Look, if I start writing about how the Albany Patroons coughed up a 10-point lead in Game 3 of the best-of-three game series with Raleigh and lost the game 97-94 AND got eliminated from the TBL playoffs, I’ll be a very depressed person. So I’m not going to talk about that.

I’m going to talk about something that happened earlier yesterday.

Before I went over to the Armory for the game, I needed some drill bits for an upcoming project. And my rule is to visit the two independent hardware stores in the area – DeLollo’s Hardware in Watervliet, and Hatchet Hardware in Troy – before I avail myself to the big chain stores.

That being said, I drove over the Hudson River to Troy, went into Hatchet Hardware, and went aisle by aisle to find the drill bits.

Oh, there they are. And they’re all locked behind glass panels.

I can understand why. Hatchet Hardware recently suffered some robberies, to the point where they’ve actually posted security camera photographs of thieves who’ve filched items from their store.

As I looked over the drill bits, I saw a printed sign on the glass. “PRESS BELL AT FRONT OF AISLE TO SUMMON ATTENDANT.”

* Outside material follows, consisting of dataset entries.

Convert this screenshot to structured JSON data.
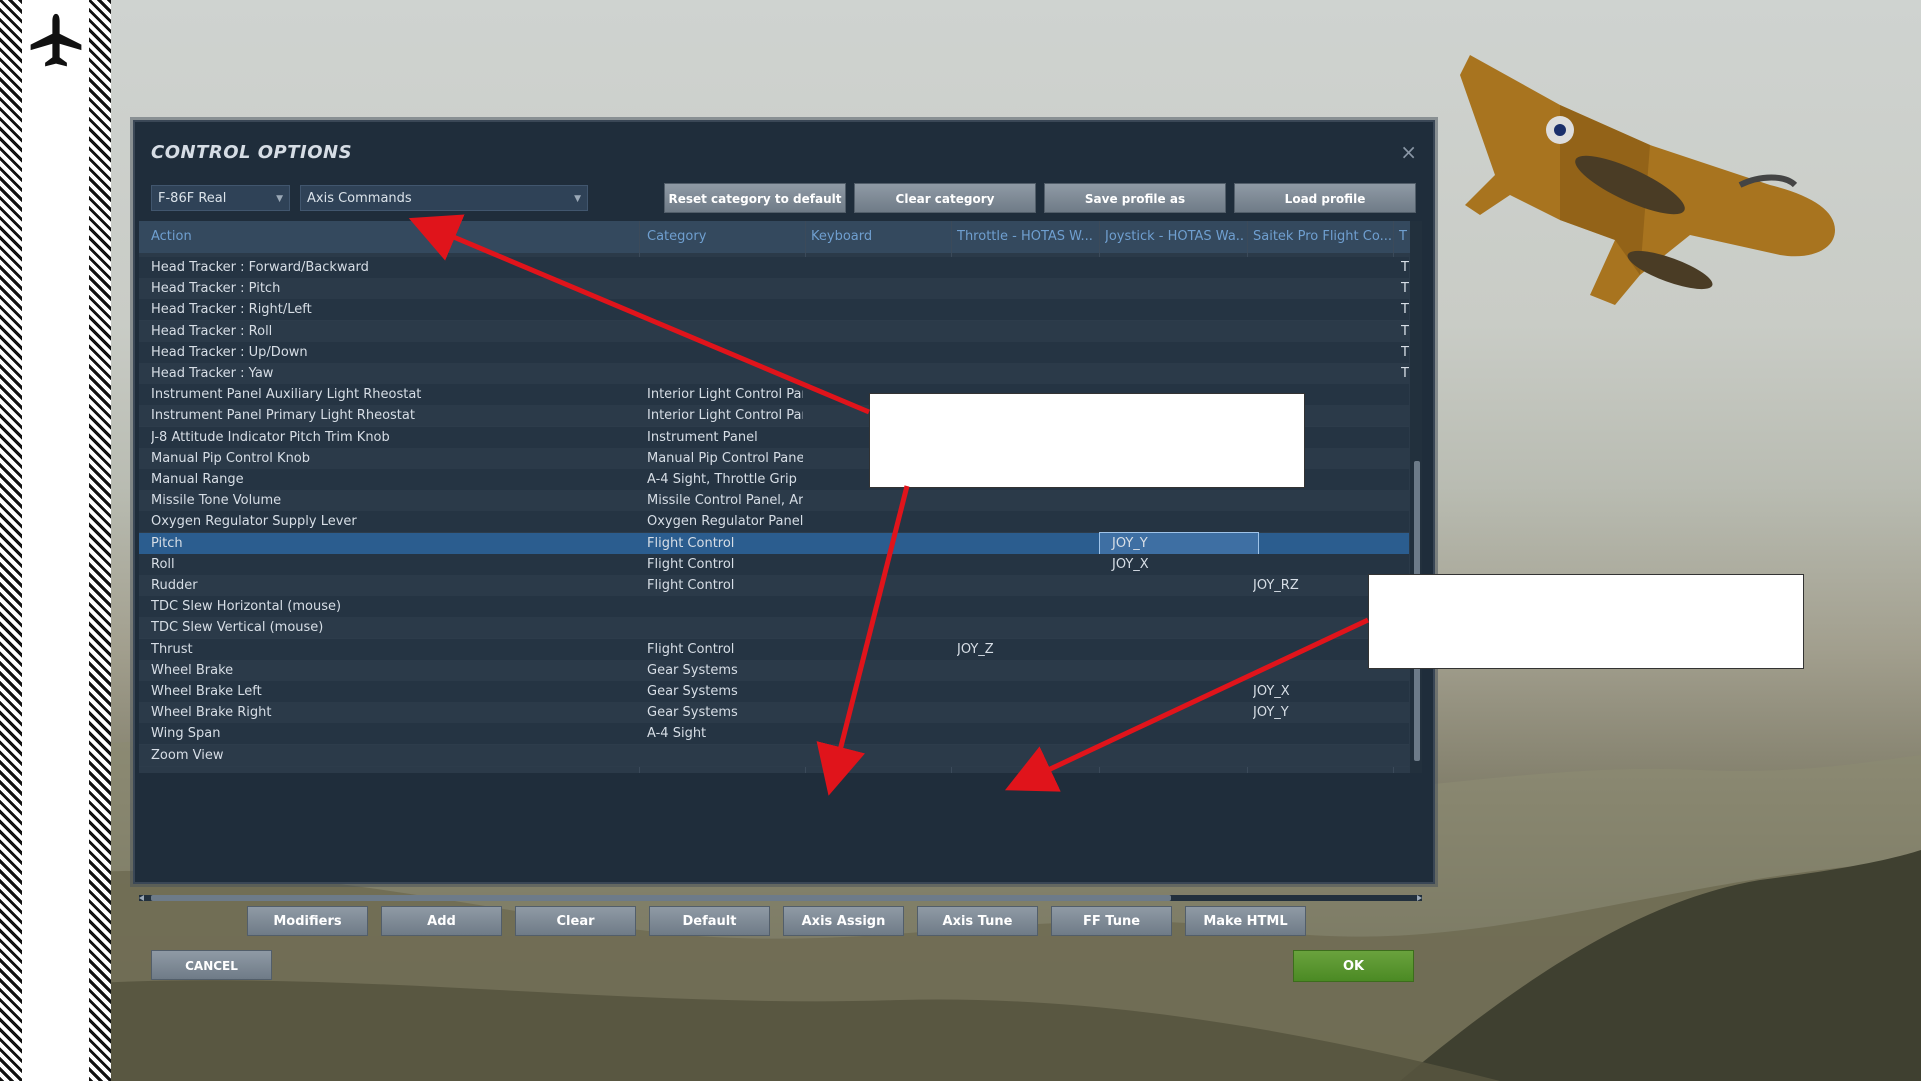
{
  "dialog": {
    "title": "CONTROL OPTIONS",
    "close_glyph": "×"
  },
  "selectors": {
    "aircraft": "F-86F Real",
    "category": "Axis Commands"
  },
  "top_buttons": {
    "reset": "Reset category to default",
    "clear_category": "Clear category",
    "save_profile": "Save profile as",
    "load_profile": "Load profile"
  },
  "columns": [
    "Action",
    "Category",
    "Keyboard",
    "Throttle - HOTAS W...",
    "Joystick - HOTAS Wa...",
    "Saitek Pro Flight Co...",
    "T"
  ],
  "rows": [
    {
      "action": "Head Tracker : Forward/Backward",
      "category": "",
      "keyboard": "",
      "throttle": "",
      "joystick": "",
      "saitek": "",
      "t": "T"
    },
    {
      "action": "Head Tracker : Pitch",
      "category": "",
      "keyboard": "",
      "throttle": "",
      "joystick": "",
      "saitek": "",
      "t": "T"
    },
    {
      "action": "Head Tracker : Right/Left",
      "category": "",
      "keyboard": "",
      "throttle": "",
      "joystick": "",
      "saitek": "",
      "t": "T"
    },
    {
      "action": "Head Tracker : Roll",
      "category": "",
      "keyboard": "",
      "throttle": "",
      "joystick": "",
      "saitek": "",
      "t": "T"
    },
    {
      "action": "Head Tracker : Up/Down",
      "category": "",
      "keyboard": "",
      "throttle": "",
      "joystick": "",
      "saitek": "",
      "t": "T"
    },
    {
      "action": "Head Tracker : Yaw",
      "category": "",
      "keyboard": "",
      "throttle": "",
      "joystick": "",
      "saitek": "",
      "t": "T"
    },
    {
      "action": "Instrument Panel Auxiliary Light Rheostat",
      "category": "Interior Light Control Pane",
      "keyboard": "",
      "throttle": "",
      "joystick": "",
      "saitek": "",
      "t": ""
    },
    {
      "action": "Instrument Panel Primary Light Rheostat",
      "category": "Interior Light Control Pane",
      "keyboard": "",
      "throttle": "",
      "joystick": "",
      "saitek": "",
      "t": ""
    },
    {
      "action": "J-8 Attitude Indicator Pitch Trim Knob",
      "category": "Instrument Panel",
      "keyboard": "",
      "throttle": "",
      "joystick": "",
      "saitek": "",
      "t": ""
    },
    {
      "action": "Manual Pip Control Knob",
      "category": "Manual Pip Control Panel",
      "keyboard": "",
      "throttle": "",
      "joystick": "",
      "saitek": "",
      "t": ""
    },
    {
      "action": "Manual Range",
      "category": "A-4 Sight, Throttle Grip",
      "keyboard": "",
      "throttle": "",
      "joystick": "",
      "saitek": "",
      "t": ""
    },
    {
      "action": "Missile Tone Volume",
      "category": "Missile Control Panel, Arm",
      "keyboard": "",
      "throttle": "",
      "joystick": "",
      "saitek": "",
      "t": ""
    },
    {
      "action": "Oxygen Regulator Supply Lever",
      "category": "Oxygen Regulator Panel",
      "keyboard": "",
      "throttle": "",
      "joystick": "",
      "saitek": "",
      "t": ""
    },
    {
      "action": "Pitch",
      "category": "Flight Control",
      "keyboard": "",
      "throttle": "",
      "joystick": "JOY_Y",
      "saitek": "",
      "t": ""
    },
    {
      "action": "Roll",
      "category": "Flight Control",
      "keyboard": "",
      "throttle": "",
      "joystick": "JOY_X",
      "saitek": "",
      "t": ""
    },
    {
      "action": "Rudder",
      "category": "Flight Control",
      "keyboard": "",
      "throttle": "",
      "joystick": "",
      "saitek": "JOY_RZ",
      "t": ""
    },
    {
      "action": "TDC Slew Horizontal (mouse)",
      "category": "",
      "keyboard": "",
      "throttle": "",
      "joystick": "",
      "saitek": "",
      "t": ""
    },
    {
      "action": "TDC Slew Vertical (mouse)",
      "category": "",
      "keyboard": "",
      "throttle": "",
      "joystick": "",
      "saitek": "",
      "t": ""
    },
    {
      "action": "Thrust",
      "category": "Flight Control",
      "keyboard": "",
      "throttle": "JOY_Z",
      "joystick": "",
      "saitek": "",
      "t": ""
    },
    {
      "action": "Wheel Brake",
      "category": "Gear Systems",
      "keyboard": "",
      "throttle": "",
      "joystick": "",
      "saitek": "",
      "t": ""
    },
    {
      "action": "Wheel Brake Left",
      "category": "Gear Systems",
      "keyboard": "",
      "throttle": "",
      "joystick": "",
      "saitek": "JOY_X",
      "t": ""
    },
    {
      "action": "Wheel Brake Right",
      "category": "Gear Systems",
      "keyboard": "",
      "throttle": "",
      "joystick": "",
      "saitek": "JOY_Y",
      "t": ""
    },
    {
      "action": "Wing Span",
      "category": "A-4 Sight",
      "keyboard": "",
      "throttle": "",
      "joystick": "",
      "saitek": "",
      "t": ""
    },
    {
      "action": "Zoom View",
      "category": "",
      "keyboard": "",
      "throttle": "",
      "joystick": "",
      "saitek": "",
      "t": ""
    }
  ],
  "selected_row": "Pitch",
  "bottom_buttons": [
    "Modifiers",
    "Add",
    "Clear",
    "Default",
    "Axis Assign",
    "Axis Tune",
    "FF Tune",
    "Make HTML"
  ],
  "footer": {
    "cancel": "CANCEL",
    "ok": "OK"
  },
  "colors": {
    "arrow": "#e0141b",
    "ok_button": "#5a9630",
    "header_text": "#6f9fd0"
  },
  "icons": [
    "airplane-icon",
    "close-icon",
    "dropdown-caret-icon"
  ]
}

I can do that. All I need to do is find the bell, press the bell, and … hmm … find the bell, press the bell and … okay … find the bell … find the bell …

I don’t see any bells. No dinner bell, no cowbell, no Liberty Bell, no Ding Dong School bell …

Just then, another customer walked by. “What ‘r ya lookin’ for, bud?”

“There’s supposed to be a bell somewhere to get a Hatchet Hardware person to come unlock the drill bit cabinet, but I can’t find the bell.”

“Yeah, no, man, I’ll get a guy fer ya,” and off he went.

Eventually a Hatchet Hardware staffer arrived. “How can I help you?”

“I want some drill bits, but I can’t find the bell to press to call you guys to unlock the cabinet.”

“The bell’s over here,” he said, pointing to what looked like a torn adhesive strip. “Oh yeah, we took the bell down last week, it wasn’t working. You should have just reached for one of us to come help you.”

But – but – you had a sign saying press the bell. Did you mean I needed to press someone whose last name was Bell? Did I need to call you on an old Bell Telephone? Or was this some convoluted psychological thought experiment just to see how many people would take the red pill versus the blue pill?

Five minutes later, I purchased my drill bits, and went home. Jeez oh’ petes, people …

And you know what? I’d rather focus on purchasing screws at the hardware store …

Than watching the Patroons get screwed and eliminated in last night’s playoff.

Great … now I’m thinking about that again. Ugh.